I was initially puzzled as well. Interestingly enough, if you change
一开始我也很困惑。有趣的是,如果你改变
private Integer ab = 2;
to
来
private Object ab = new Object();
the synchronization goes away (you get different outputs on every run). Back with ab as an Integer, I ran your code in debug mode (with a breakpoint on the print thread name line) and found the following. Here's the first thread:
同步消失了(每次运行都会得到不同的输出)。回到ab作为整数,我在调试模式下运行您的代码(在打印线程名称行上有一个断点),并找到以下代码。这是第一个线程:
And here's the second thread.
这是第二条线。
Notice that it's actually the same object, Integer@443. Even though you thought you were getting two different objects, both ab fields in the two Check instances refer to the same object in memory! Therefore yes, there is correct synchronization. The question, then, is how saying Integer ab = 2 twice gets you the same Integer object in memory.
注意,它实际上是相同的对象,Integer@443。即使您认为您得到了两个不同的对象,两个检查实例中的ab字段都指向内存中的同一个对象!因此,是的,有正确的同步。那么,问题是,如何说整数ab = 2两次得到的是内存中相同的整数对象。
By saying Integer ab = 2, you are using autoboxing, by which a primitive value (of type int) is automatically converted into the corresponding Object type Integer. This is equivalent to calling the autoboxing method call:
通过说Integer ab = 2,您使用了自动装箱,通过自动装箱,将原始值(类型int)自动转换为相应的对象类型Integer。这相当于调用自动装箱方法调用:
private Integer ab = Integer.valueOf(2);
If we look into Integer.valueOf, we notice that it has a pool for values within a certain range:
如果我们观察整数。valueOf,我们注意到它在一定范围内有一个值池:
public static Integer valueOf(int i) {
if (i >= IntegerCache.low && i <= IntegerCache.high)
return IntegerCache.cache[i + (-IntegerCache.low)];
return new Integer(i);
}
For most conventional settings, this will include the value 2. Thus you are getting the same Integer value in memory when you call this method.
对于大多数常规设置,这将包括值2。因此,当您调用这个方法时,您将在内存中获得相同的整数值。
#2
4
This is happening because of Ingeter Pool concept in java.
这是因为Ingeter池在java中的概念。
Integers ranging between -128 and 127 (inclusive), are used in same way as String pool.
在-128和127之间的整数(包含)与字符串池的使用方式相同。
So, when you use private Integer ab = 2;, ab is shared for both objects of Check.
因此,当您使用私有整数ab = 2时,ab对于检查的两个对象都是共享的。
You can use value > 128 or any other type of object so that your code won't be synchronized.

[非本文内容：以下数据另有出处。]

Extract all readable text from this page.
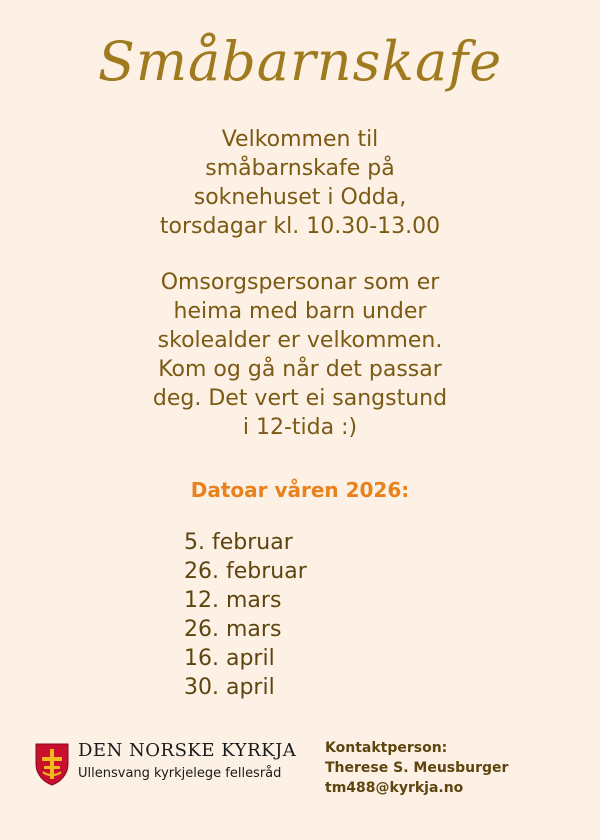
Småbarnskafe
Velkommen til
småbarnskafe på
soknehuset i Odda,
torsdagar kl. 10.30-13.00
Omsorgspersonar som er
heima med barn under
skolealder er velkommen.
Kom og gå når det passar
deg. Det vert ei sangstund
i 12-tida :)
Datoar våren 2026:
5. februar
26. februar
12. mars
26. mars
16. april
30. april
DEN NORSKE KYRKJA
Ullensvang kyrkjelege fellesråd
Kontaktperson:
Therese S. Meusburger
tm488@kyrkja.no
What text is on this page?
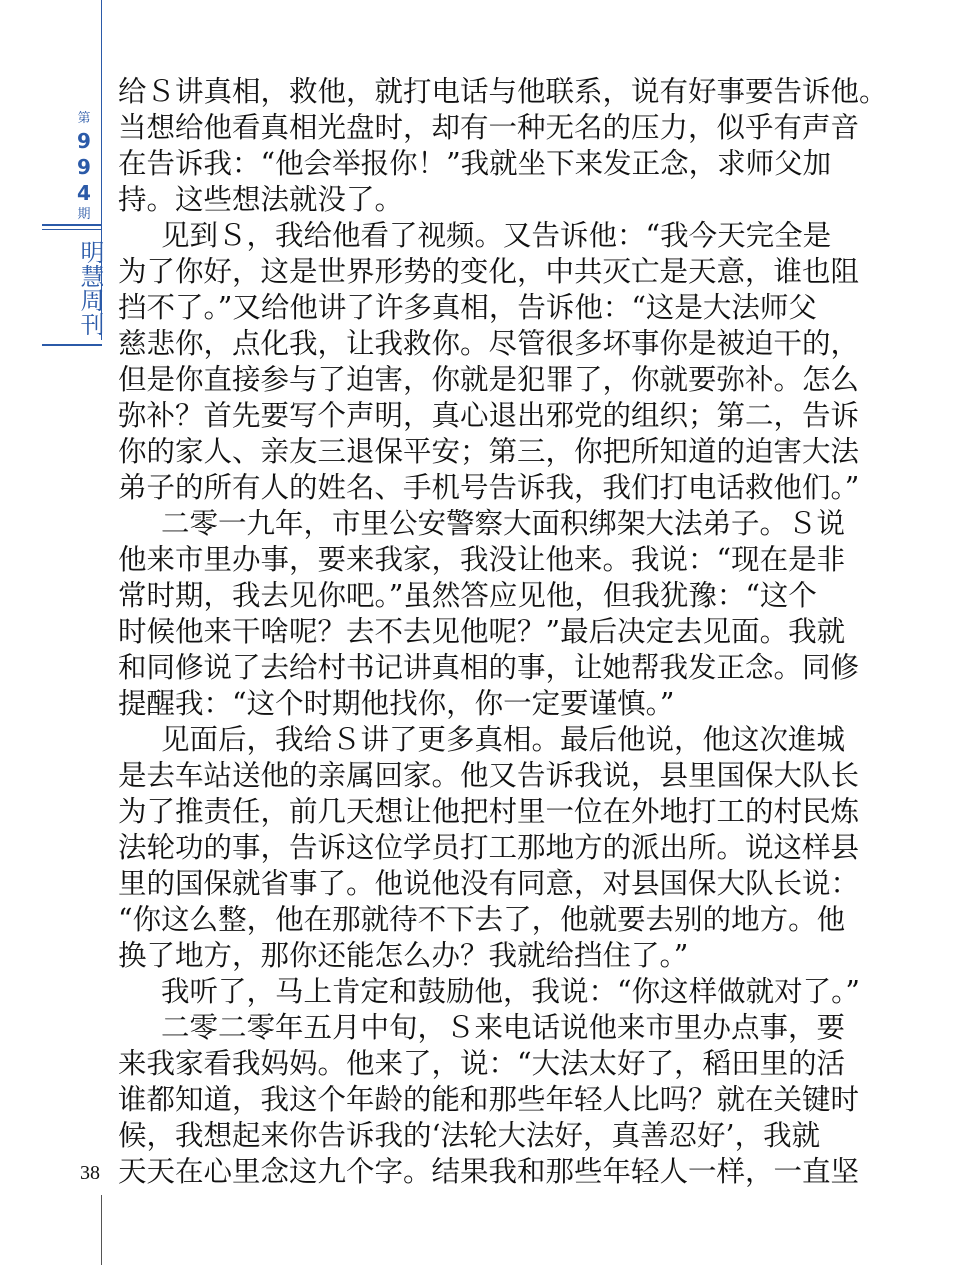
第
9
9
4
期
明慧周刊
给Ｓ讲真相，救他，就打电话与他联系，说有好事要告诉他。
当想给他看真相光盘时，却有一种无名的压力，似乎有声音
在告诉我：“他会举报你！”我就坐下来发正念，求师父加
持。这些想法就没了。
见到Ｓ，我给他看了视频。又告诉他：“我今天完全是
为了你好，这是世界形势的变化，中共灭亡是天意，谁也阻
挡不了。”又给他讲了许多真相，告诉他：“这是大法师父
慈悲你，点化我，让我救你。尽管很多坏事你是被迫干的，
但是你直接参与了迫害，你就是犯罪了，你就要弥补。怎么
弥补？首先要写个声明，真心退出邪党的组织；第二，告诉
你的家人、亲友三退保平安；第三，你把所知道的迫害大法
弟子的所有人的姓名、手机号告诉我，我们打电话救他们。”
二零一九年，市里公安警察大面积绑架大法弟子。Ｓ说
他来市里办事，要来我家，我没让他来。我说：“现在是非
常时期，我去见你吧。”虽然答应见他，但我犹豫：“这个
时候他来干啥呢？去不去见他呢？”最后决定去见面。我就
和同修说了去给村书记讲真相的事，让她帮我发正念。同修
提醒我：“这个时期他找你，你一定要谨慎。”
见面后，我给Ｓ讲了更多真相。最后他说，他这次進城
是去车站送他的亲属回家。他又告诉我说，县里国保大队长
为了推责任，前几天想让他把村里一位在外地打工的村民炼
法轮功的事，告诉这位学员打工那地方的派出所。说这样县
里的国保就省事了。他说他没有同意，对县国保大队长说：
“你这么整，他在那就待不下去了，他就要去别的地方。他
换了地方，那你还能怎么办？我就给挡住了。”
我听了，马上肯定和鼓励他，我说：“你这样做就对了。”
二零二零年五月中旬，Ｓ来电话说他来市里办点事，要
来我家看我妈妈。他来了，说：“大法太好了，稻田里的活
谁都知道，我这个年龄的能和那些年轻人比吗？就在关键时
候，我想起来你告诉我的‘法轮大法好，真善忍好’，我就
天天在心里念这九个字。结果我和那些年轻人一样，一直坚
38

您可以使用值> 128或任何其他类型的对象,这样您的代码就不会被同步。
You may look at answers here: Why does the behavior of the Integer constant pool change at 127? for understanding Integer Pool concept.
您可以在这里查看答案:为什么整数常量池的行为在127时发生变化?为了理解整数池的概念。
#3
1
If you take a look at bytecode you would probably see this code:
如果您查看字节码,您可能会看到以下代码:
LINENUMBER 15 L1
ALOAD 0
ICONST_2
INVOKESTATIC java/lang/Integer.valueOf (I)Ljava/lang/Integer;
PUTFIELD com/example/Check.ab : Ljava/lang/Integer;
Java tries to box the primitive value 2 to object by calling #valueOf of Integer class. And as we know, Integer's valueOf implements Flyweight pattern. Thus, the same object is shared between instances.
Java尝试通过调用Integer类的#valueOf来将原语值2设置为object。我们知道,整数的valueOf实现了Flyweight模式。因此,在实例之间共享相同的对象。